High altitude journeys and flights are associated with an increased risk of flares in inflammatory bowel disease patients.

Author information

1
Division of Gastroenterology and Hepatology, Stadtspital Triemli, Zurich, Switzerland; Division of Gastroenterology and Hepatology, University Hospital Zurich, Zurich, Switzerland. Electronic address: stephan.vavricka@usz.ch.
2
Division of Gastroenterology and Hepatology, University Hospital Zurich, Zurich, Switzerland.
3
Institute of Social and Preventive Medicine, University of Bern, Bern, Switzerland.
4
Division of Gastroenterology, University of Michigan, Ann Arbor, MI, USA.
5
Division of Gastroenterology and Hepatology, Centre Hospitalier Universitaire Vaudois, Lausanne, Switzerland.
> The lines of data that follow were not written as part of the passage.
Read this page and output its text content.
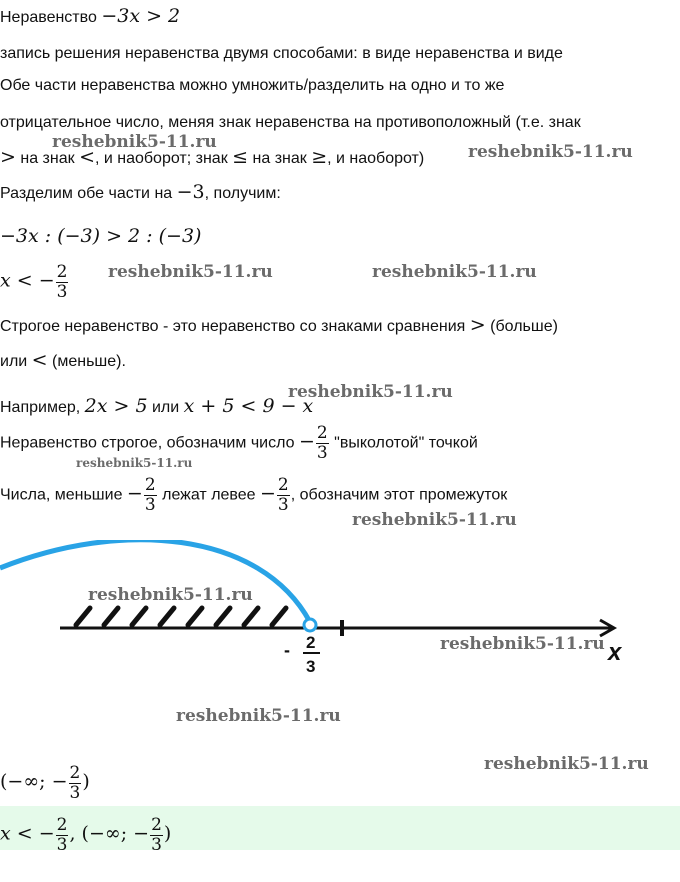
Неравенство −3x > 2
запись решения неравенства двумя способами: в виде неравенства и виде
Обе части неравенства можно умножить/разделить на одно и то же
отрицательное число, меняя знак неравенства на противоположный (т.е. знак
> на знак <, и наоборот; знак ≤ на знак ≥, и наоборот)
Разделим обе части на −3, получим:
−3x : (−3) > 2 : (−3)
x < − $\frac{2}{3}$
Строгое неравенство - это неравенство со знаками сравнения > (больше)
или < (меньше).
Например, 2x > 5 или x + 5 < 9 − x
Неравенство строгое, обозначим число − $\frac{2}{3}$ "выколотой" точкой
Числа, меньшие − $\frac{2}{3}$ лежат левее − $\frac{2}{3}$ , обозначим этот промежуток
x
- 2
3
(−∞; − $\frac{2}{3}$ )
x < − $\frac{2}{3}$ , (−∞; − $\frac{2}{3}$ )
reshebnik5-11.ru	reshebnik5-11.ru
reshebnik5-11.ru	reshebnik5-11.ru
reshebnik5-11.ru
reshebnik5-11.ru
reshebnik5-11.ru
reshebnik5-11.ru
reshebnik5-11.ru
reshebnik5-11.ru
reshebnik5-11.ru
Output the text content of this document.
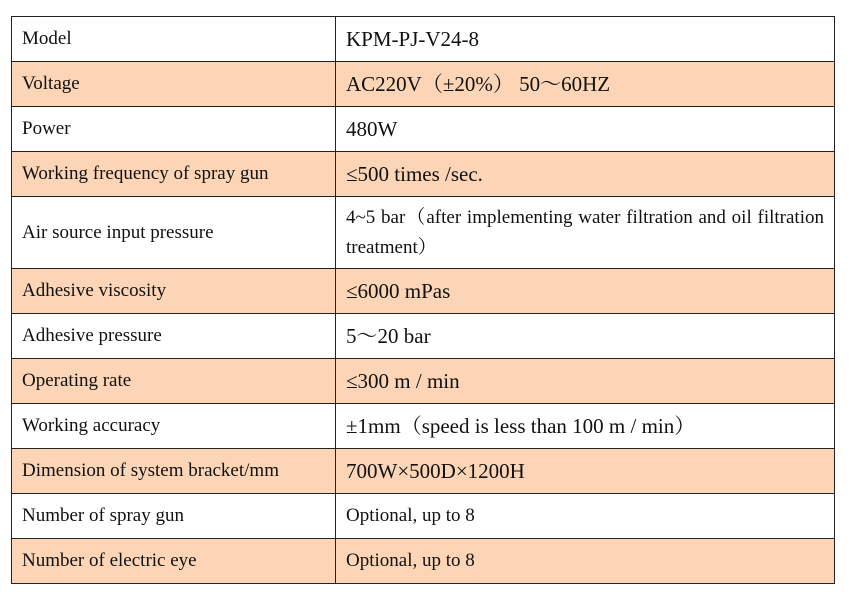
Model	KPM-PJ-V24-8
Voltage	AC220V（±20%） 50～60HZ
Power	480W
Working frequency of spray gun	≤500 times /sec.
Air source input pressure	4~5 bar（after implementing water filtration and oil filtration treatment）
Adhesive viscosity	≤6000 mPas
Adhesive pressure	5～20 bar
Operating rate	≤300 m / min
Working accuracy	±1mm（speed is less than 100 m / min）
Dimension of system bracket/mm	700W×500D×1200H
Number of spray gun	Optional, up to 8
Number of electric eye	Optional, up to 8
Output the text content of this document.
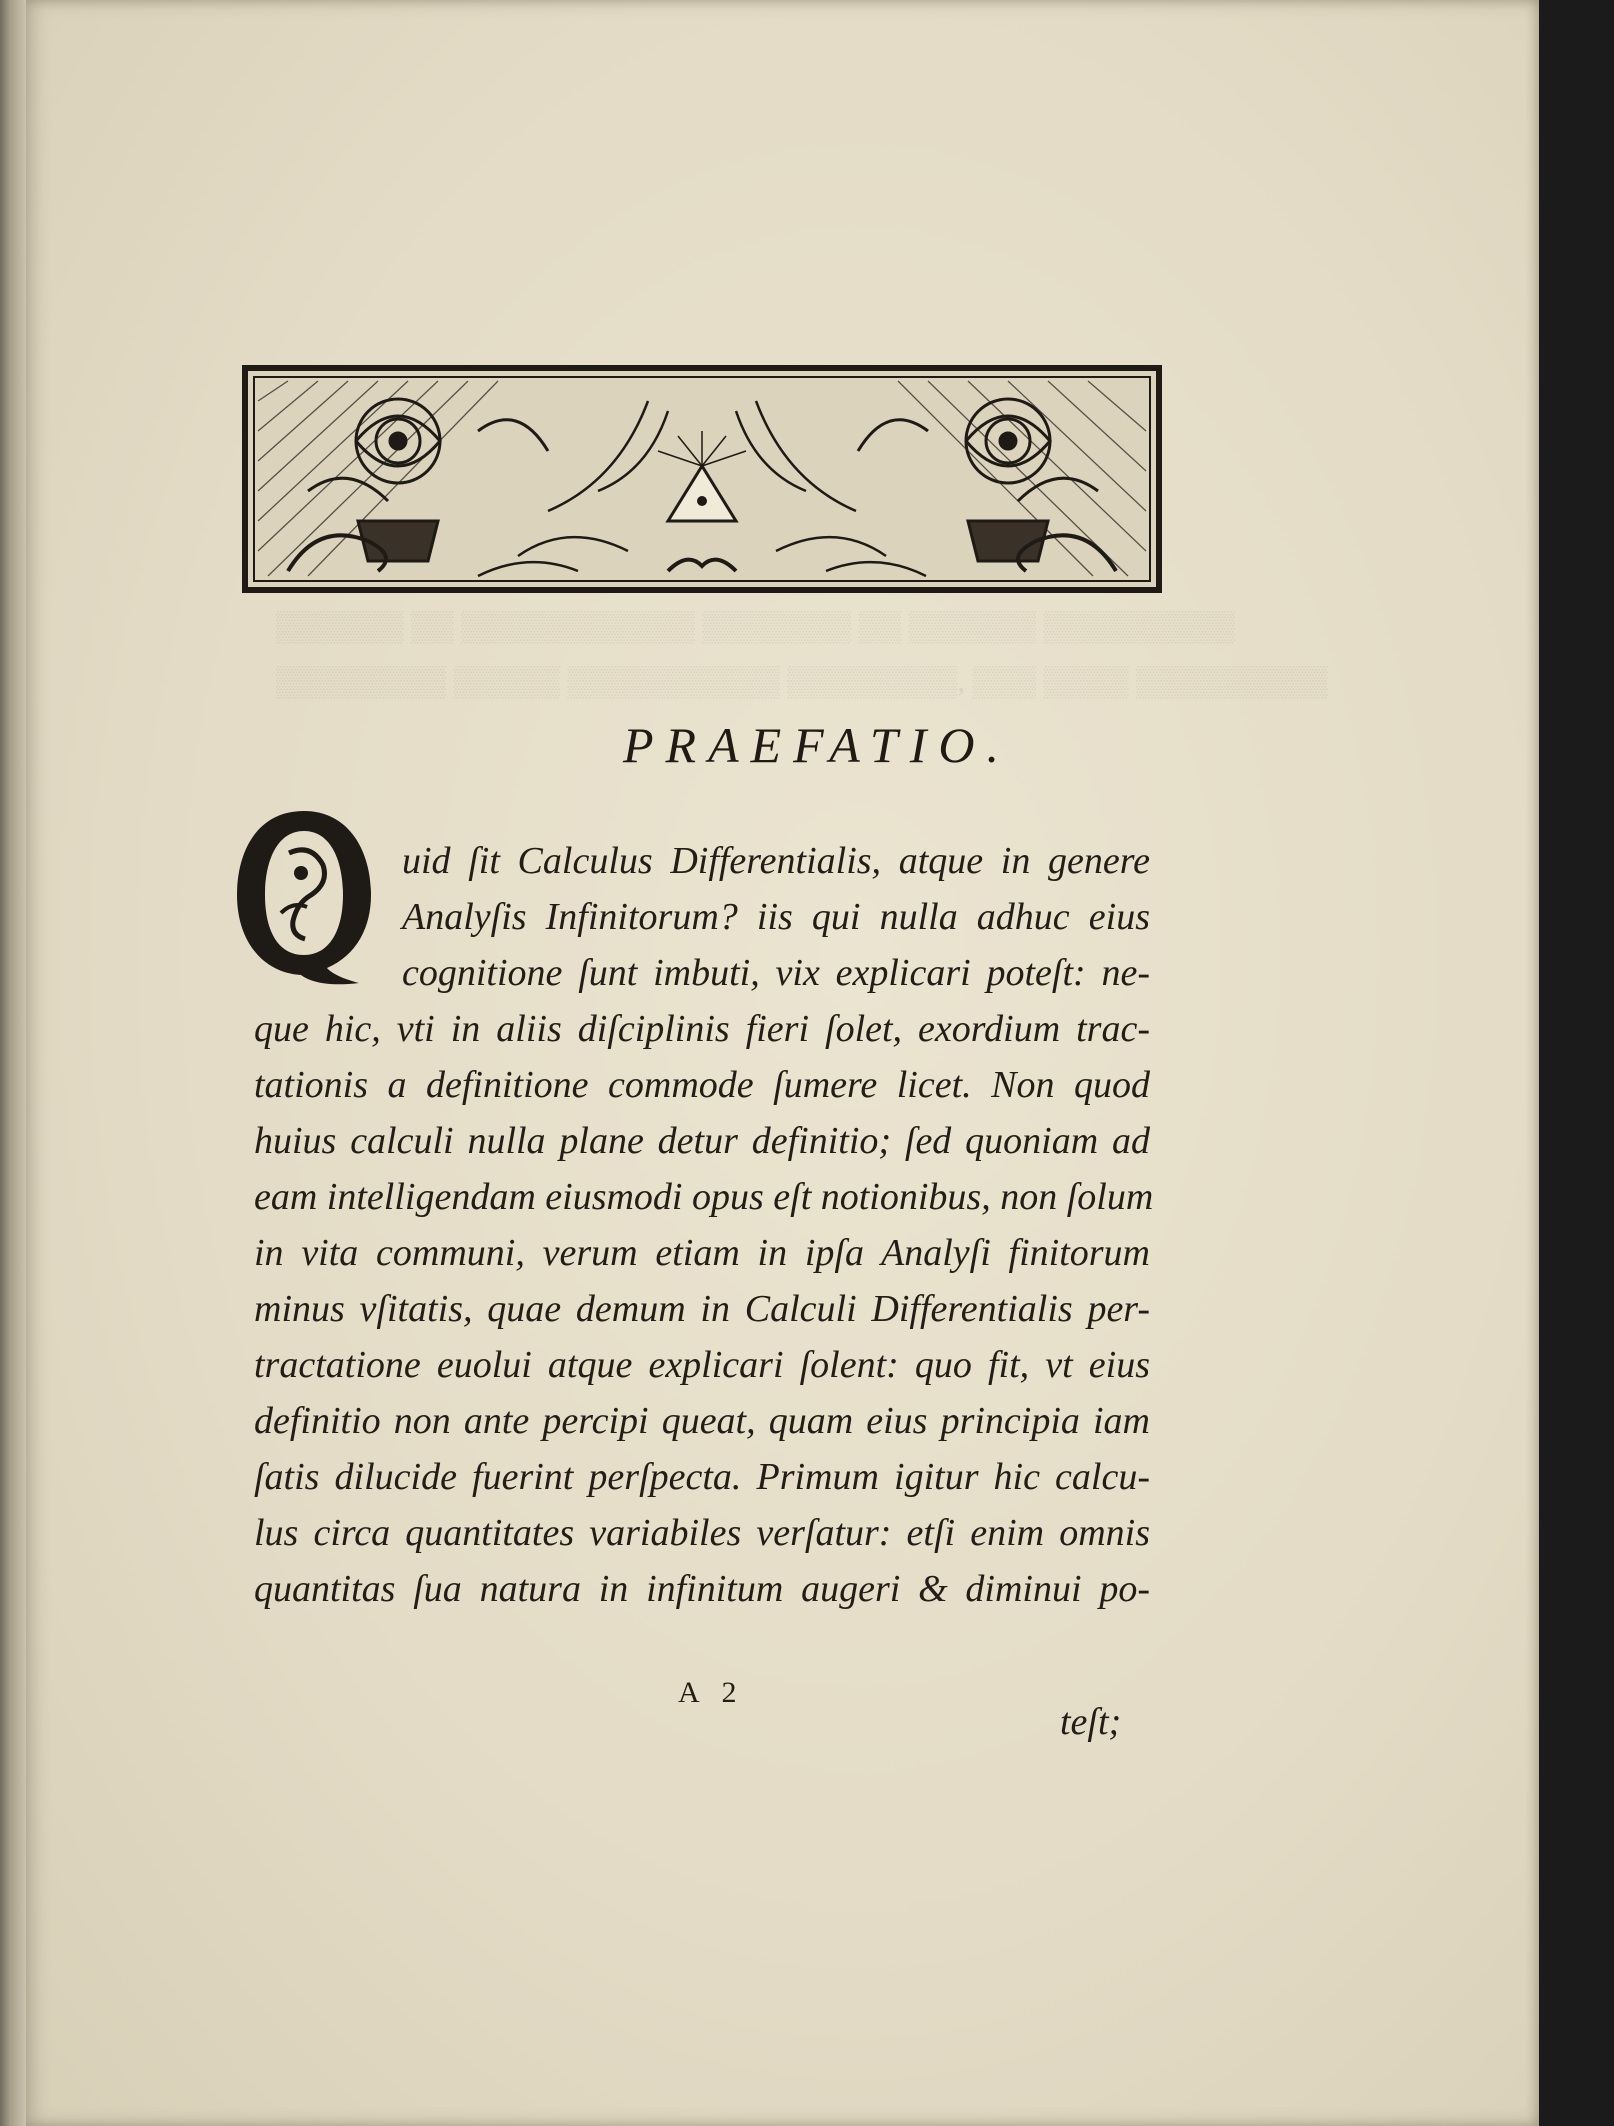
▒▒▒▒▒▒ ▒▒ ▒▒▒▒▒▒▒▒▒▒▒ ▒▒▒▒▒▒▒ ▒▒ ▒▒▒▒▒▒ ▒▒▒▒▒▒▒▒▒
▒▒▒▒▒▒▒▒ ▒▒▒▒▒ ▒▒▒▒▒▒▒▒▒▒ ▒▒▒▒▒▒▒▒, ▒▒▒ ▒▒▒▒ ▒▒▒▒▒▒▒▒▒
PRAEFATIO.
uid ſit Calculus Differentialis, atque in genere
Analyſis Infinitorum? iis qui nulla adhuc eius
cognitione ſunt imbuti, vix explicari poteſt: ne-
que hic, vti in aliis diſciplinis fieri ſolet, exordium trac-
tationis a definitione commode ſumere licet. Non quod
huius calculi nulla plane detur definitio; ſed quoniam ad
eam intelligendam eiusmodi opus eſt notionibus, non ſolum
in vita communi, verum etiam in ipſa Analyſi finitorum
minus vſitatis, quae demum in Calculi Differentialis per-
tractatione euolui atque explicari ſolent: quo fit, vt eius
definitio non ante percipi queat, quam eius principia iam
ſatis dilucide fuerint perſpecta. Primum igitur hic calcu-
lus circa quantitates variabiles verſatur: etſi enim omnis
quantitas ſua natura in infinitum augeri & diminui po-
A 2
teſt;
Electronic address: alain.schoepfer@chuv.ch.

Abstract

BACKGROUND AND AIMS:

Hypoxia can induce inflammation in the gastrointestinal tract. However, the impact of hypoxia on the course of inflammatory bowel disease (IBD) is poorly understood. We aimed to evaluate whether flights and/or journeys to regions lying at an altitude of >2000 m above the sea level are associated with flare-ups within 4 weeks of the trip.

METHODS:

IBD patients with at least one flare-up during a 12-month observation period were compared to a group of patients in remission. Both groups completed a questionnaire.

RESULTS:

A total of 103 IBD patients were included (43 with Crohn's disease (CD): mean age 39.3 ± 14.6 years; 60 with ulcerative colitis (UC): mean age 40.4 ± 15.1 years). Fifty-two patients with flare-ups were matched to 51 patients in remission. IBD patients experiencing flare-ups had more frequently undertaken flights and/or journeys to regions >2000 m above sea level within four weeks of the flare-up when compared to patients in remission (21/52 [40.4%] vs. 8/51 [15.7%], p=0.005).

CONCLUSIONS:

Journeys to high altitude regions and/or flights are a risk factor for IBD flare-ups occurring within 4 weeks of travel.

KEYWORDS:

Crohn's disease; Hypoxia; Hypoxic stress; Inflammatory bowel disease; Ulcerative colitis

PMID:
23953239
DOI:
10.1016/j.crohns.2013.07.011
[Indexed for MEDLINE]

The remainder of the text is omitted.